COMPLEMENTARY AND ALTERNATIVE MEDICINES
CAMs appear to be used equally by patients with Crohn’s disease (CD) and ulcerative colitis (UC), but use varies geographically, with patients in California more likely to use nutritional supplements than their counterparts in Texas, where spiritual therapies are twice as common. And while some fear that CAM use may reduce medication compliance, a 2012 study by Adam Weizman et al found no difference between CAM users and non-users in adherence to prescribed IBD therapy.
The overview by Cheifetz’s group offers a roadmap to existing evidence on CAM therapies, addressing a range of lesser-used nonconventional therapies as well as the following four popular CAMs:.

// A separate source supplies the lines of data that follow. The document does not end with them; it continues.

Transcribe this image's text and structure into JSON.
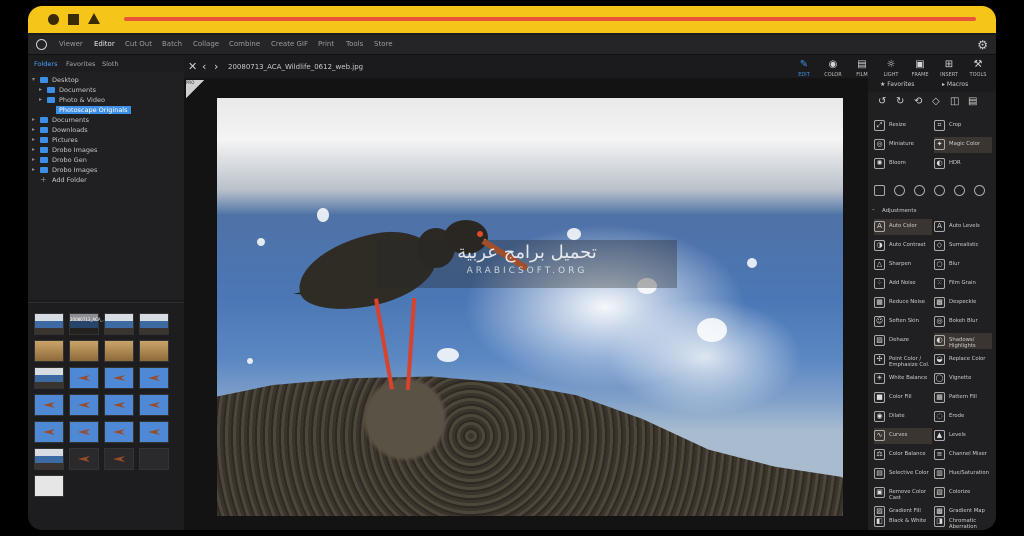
{
  "menu": [
    "Viewer",
    "Editor",
    "Cut Out",
    "Batch",
    "Collage",
    "Combine",
    "Create GIF",
    "Print",
    "Tools",
    "Store"
  ],
  "menu_active": "Editor",
  "side_tabs": [
    "Folders",
    "Favorites",
    "Sloth"
  ],
  "tree": [
    {
      "label": "Desktop",
      "depth": 0,
      "expanded": true
    },
    {
      "label": "Documents",
      "depth": 1
    },
    {
      "label": "Photo & Video",
      "depth": 1
    },
    {
      "label": "Photoscape Originals",
      "depth": 1,
      "selected": true
    },
    {
      "label": "Documents",
      "depth": 0
    },
    {
      "label": "Downloads",
      "depth": 0
    },
    {
      "label": "Pictures",
      "depth": 0
    },
    {
      "label": "Drobo Images",
      "depth": 0
    },
    {
      "label": "Drobo Gen",
      "depth": 0
    },
    {
      "label": "Drobo Images",
      "depth": 0
    },
    {
      "label": "Add Folder",
      "depth": 0,
      "add": true
    }
  ],
  "thumb_caption": "20080713_ACA_..._.jpg",
  "file_name": "20080713_ACA_Wildlife_0612_web.jpg",
  "badge": "PRO",
  "top_tools": [
    "EDIT",
    "COLOR",
    "FILM",
    "LIGHT",
    "FRAME",
    "INSERT",
    "TOOLS"
  ],
  "right_tabs": [
    "Favorites",
    "Macros"
  ],
  "tools_top": [
    [
      "Resize",
      "Crop"
    ],
    [
      "Miniature",
      "Magic Color"
    ],
    [
      "Bloom",
      "HDR"
    ]
  ],
  "adjustments_label": "Adjustments",
  "adjustments": [
    [
      "Auto Color",
      "Auto Levels"
    ],
    [
      "Auto Contrast",
      "Surrealistic"
    ],
    [
      "Sharpen",
      "Blur"
    ],
    [
      "Add Noise",
      "Film Grain"
    ],
    [
      "Reduce Noise",
      "Despeckle"
    ],
    [
      "Soften Skin",
      "Bokeh Blur"
    ],
    [
      "Dehaze",
      "Shadows/ Highlights"
    ],
    [
      "Point Color / Emphasize Col.",
      "Replace Color"
    ],
    [
      "White Balance",
      "Vignette"
    ],
    [
      "Color Fill",
      "Pattern Fill"
    ],
    [
      "Dilate",
      "Erode"
    ],
    [
      "Curves",
      "Levels"
    ],
    [
      "Color Balance",
      "Channel Mixer"
    ],
    [
      "Selective Color",
      "Hue/Saturation"
    ],
    [
      "Remove Color Cast",
      "Colorize"
    ],
    [
      "Gradient Fill",
      "Gradient Map"
    ],
    [
      "Black & White",
      "Chromatic Aberration"
    ]
  ],
  "watermark_ar": "تحميل برامج عربية",
  "watermark_en": "ARABICSOFT.ORG",
  "colors": {
    "titlebar": "#f5c518",
    "accent": "#e8553a",
    "selection": "#3d8ee6"
  }
}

– Probiotics are probably the CAMs most commonly used by IBD patients, and there is a small amount of evidence that VSL#3 may help patients with pouchitis and mild-to-moderate UC, Cheifetz said. Nonpathogenic strains of Escherichia coli have shown an effect in maintaining remission in patients with UC. In CD, one study found Lactobacillus and VSL#3 to be ineffective in preventing postoperative recurrence of severe disease, although some patients receiving early VSL#3 had reduced mucosal cytokines at 3 months.
– Curcumin/Turmeric: Similarly, there is some evidence that the phytochemical curcumin helps induce remission in patients with mild-to-moderate UC and incomplete response to 5 aminosalicylates, inducing remission in 54% of patients. Curcumin may also have some value as remission maintenance therapy in quiescent UC, according to Japanese researchers.

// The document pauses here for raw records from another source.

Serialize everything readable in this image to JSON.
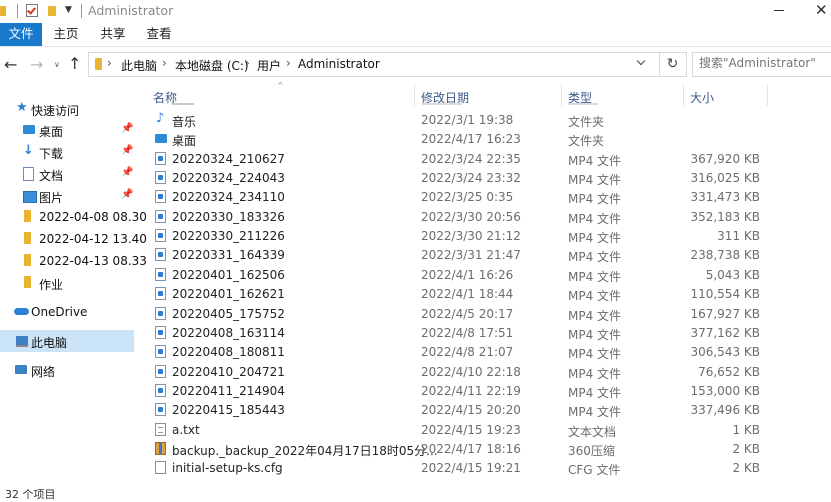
{
  "window": {
    "title": "Administrator"
  },
  "ribbon": {
    "tabs": [
      {
        "label": "文件",
        "active": true
      },
      {
        "label": "主页"
      },
      {
        "label": "共享"
      },
      {
        "label": "查看"
      }
    ]
  },
  "address": {
    "crumbs": [
      "此电脑",
      "本地磁盘 (C:)",
      "用户",
      "Administrator"
    ]
  },
  "search": {
    "placeholder": "搜索\"Administrator\""
  },
  "sidebar": {
    "items": [
      {
        "label": "快速访问",
        "icon": "star-icon"
      },
      {
        "label": "桌面",
        "icon": "desktop-icon",
        "pinned": true
      },
      {
        "label": "下载",
        "icon": "download-icon",
        "pinned": true
      },
      {
        "label": "文档",
        "icon": "document-icon",
        "pinned": true
      },
      {
        "label": "图片",
        "icon": "picture-icon",
        "pinned": true
      },
      {
        "label": "2022-04-08 08.30",
        "icon": "folder-icon"
      },
      {
        "label": "2022-04-12 13.40",
        "icon": "folder-icon"
      },
      {
        "label": "2022-04-13 08.33",
        "icon": "folder-icon"
      },
      {
        "label": "作业",
        "icon": "folder-icon"
      },
      {
        "label": "OneDrive",
        "icon": "cloud-icon"
      },
      {
        "label": "此电脑",
        "icon": "computer-icon",
        "selected": true
      },
      {
        "label": "网络",
        "icon": "network-icon"
      }
    ]
  },
  "columns": {
    "name": "名称",
    "date": "修改日期",
    "type": "类型",
    "size": "大小"
  },
  "files": [
    {
      "name": "音乐",
      "date": "2022/3/1 19:38",
      "type": "文件夹",
      "size": "",
      "icon": "music-icon"
    },
    {
      "name": "桌面",
      "date": "2022/4/17 16:23",
      "type": "文件夹",
      "size": "",
      "icon": "desktop-icon"
    },
    {
      "name": "20220324_210627",
      "date": "2022/3/24 22:35",
      "type": "MP4 文件",
      "size": "367,920 KB",
      "icon": "mp4-icon"
    },
    {
      "name": "20220324_224043",
      "date": "2022/3/24 23:32",
      "type": "MP4 文件",
      "size": "316,025 KB",
      "icon": "mp4-icon"
    },
    {
      "name": "20220324_234110",
      "date": "2022/3/25 0:35",
      "type": "MP4 文件",
      "size": "331,473 KB",
      "icon": "mp4-icon"
    },
    {
      "name": "20220330_183326",
      "date": "2022/3/30 20:56",
      "type": "MP4 文件",
      "size": "352,183 KB",
      "icon": "mp4-icon"
    },
    {
      "name": "20220330_211226",
      "date": "2022/3/30 21:12",
      "type": "MP4 文件",
      "size": "311 KB",
      "icon": "mp4-icon"
    },
    {
      "name": "20220331_164339",
      "date": "2022/3/31 21:47",
      "type": "MP4 文件",
      "size": "238,738 KB",
      "icon": "mp4-icon"
    },
    {
      "name": "20220401_162506",
      "date": "2022/4/1 16:26",
      "type": "MP4 文件",
      "size": "5,043 KB",
      "icon": "mp4-icon"
    },
    {
      "name": "20220401_162621",
      "date": "2022/4/1 18:44",
      "type": "MP4 文件",
      "size": "110,554 KB",
      "icon": "mp4-icon"
    },
    {
      "name": "20220405_175752",
      "date": "2022/4/5 20:17",
      "type": "MP4 文件",
      "size": "167,927 KB",
      "icon": "mp4-icon"
    },
    {
      "name": "20220408_163114",
      "date": "2022/4/8 17:51",
      "type": "MP4 文件",
      "size": "377,162 KB",
      "icon": "mp4-icon"
    },
    {
      "name": "20220408_180811",
      "date": "2022/4/8 21:07",
      "type": "MP4 文件",
      "size": "306,543 KB",
      "icon": "mp4-icon"
    },
    {
      "name": "20220410_204721",
      "date": "2022/4/10 22:18",
      "type": "MP4 文件",
      "size": "76,652 KB",
      "icon": "mp4-icon"
    },
    {
      "name": "20220411_214904",
      "date": "2022/4/11 22:19",
      "type": "MP4 文件",
      "size": "153,000 KB",
      "icon": "mp4-icon"
    },
    {
      "name": "20220415_185443",
      "date": "2022/4/15 20:20",
      "type": "MP4 文件",
      "size": "337,496 KB",
      "icon": "mp4-icon"
    },
    {
      "name": "a.txt",
      "date": "2022/4/15 19:23",
      "type": "文本文档",
      "size": "1 KB",
      "icon": "text-file-icon"
    },
    {
      "name": "backup._backup_2022年04月17日18时05分...",
      "date": "2022/4/17 18:16",
      "type": "360压缩",
      "size": "2 KB",
      "icon": "archive-icon"
    },
    {
      "name": "initial-setup-ks.cfg",
      "date": "2022/4/15 19:21",
      "type": "CFG 文件",
      "size": "2 KB",
      "icon": "cfg-file-icon"
    }
  ],
  "status": {
    "item_count": "32 个项目"
  },
  "colors": {
    "accent": "#1979ca",
    "selection": "#cce4f7",
    "folder": "#e8b431",
    "header_text": "#3c5a8a"
  }
}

– Fish Oil: Large well-designed trials in CD have been negative, finding no benefit versus placebo for preventing CD relapse, while one small study showed it reduced the rate of relapse in high-risk CD patients, Cheifetz noted. Results in UC have also been disappointing, however, with the largest studies of patients in remission showing no statistically significant differences in the rates of relapse or macroscopic and histologic appearance. One analysis, however, found that fish oil exerted a modest corticosteroid-sparing effect in active disease but had no benefit for maintenance therapy. The review authors noted that fish oil’s interaction with immunomodulatory and biologic therapies has not been studied.
– Cannabis: Increasing numbers of patients are choosing medical marijuana. “There are a few small studies in which quality of life and some symptoms improved, but cannabis definitely did not induce remission or objectively reduce inflammation,” he said. In one 21-patient study, for example, cannabis led to significant steroid-free-clinical improvement without any side effects. “But akin to smoking tobacco, one study suggested that smoking marijuana might increase the risk of needing surgery”.
In the review, Cheifetz and colleagues urged physicians to explore the mechanism and evidence behind CAMs so they can offer rational advice to patients. The team stressed the need to ask patients what agents they are using and whether they are using them as adjuncts only: “Although CAMs could be used to supplement conventional IBD therapy, further research is needed to validate these approaches.”